Estrogen replacement attenuates stress-induced pressor responses through vasorelaxation via β2-adrenoceptors in peripheral arteries of ovariectomized rats

We examined whether chronic estrogen replacement has an inhibitory effect on stress-induced pressor responses via activation of β 2 -adrenoceptor (AR) in peripheral arteries of ovariectomized rats. Female Wistar rats aged 9 weeks were ovariectomized. After 4 weeks, pellets containing either 17β-estradiol (E2) or placebo (Pla) were subcutaneously implanted into the rats. After 4 weeks of treatment, the rats underwent cage-switch stress and, in a separate experiment, a subset received an infusion of isoproterenol (ISO), with or without pretreatment with β 1 -AR blocker, atenolol or β 2 -AR blocker, butoxamine.

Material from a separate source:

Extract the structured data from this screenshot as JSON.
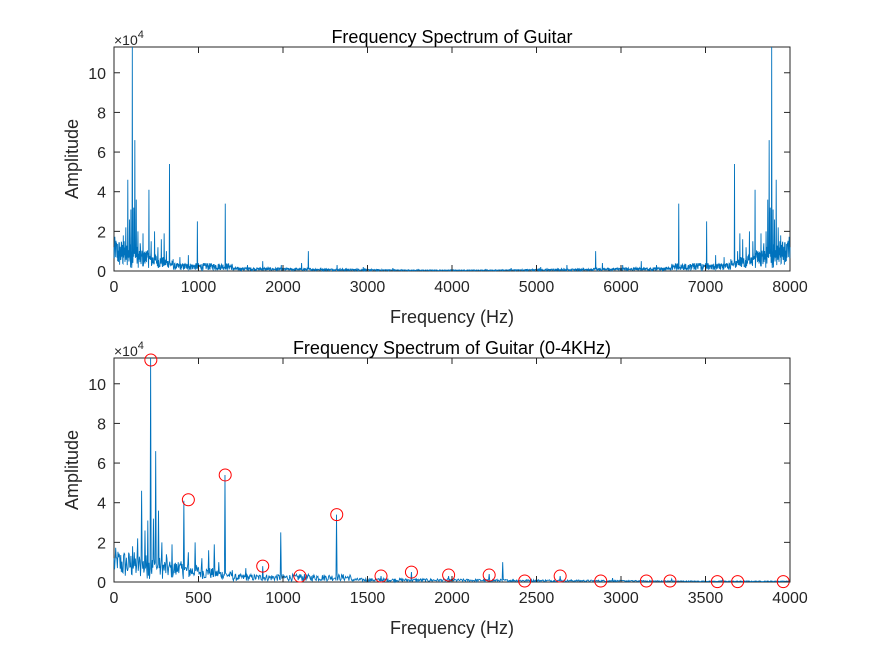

In addition, isolated mesenteric artery was used to assess the concentration-related relaxing responses to ISO and the β 1 - or β 2 -AR mRNA level. The cage-switch stress-induced pressor response was significantly attenuated in the E2 group compared with the Pla group. Pretreatment with atenolol reduced the BP responses in both groups. However, butoxamine enhanced the pressor response only in the E2 group, resulting in no difference between the two groups. In addition, intravenous ISO-induced depressor response was significantly enhanced in the E2 group compared with the Pla group. Furthermore, the difference in the depressor response was abolished by pretreatment with butoxamine, but not by atenolol. In isolated mesenteric artery, butoxamine caused a rightward shift in ISO-induced concentration-related relaxation in the E2 group. The β 2 -AR mRNA level in mesenteric artery was higher in the E2 group than in the Pla group. These results suggest that estrogen replacement attenuated the stress-induced pressor response probably by suppressing vasoconstriction via activation of β 2 -AR in peripheral arteries of ovariectomized rats.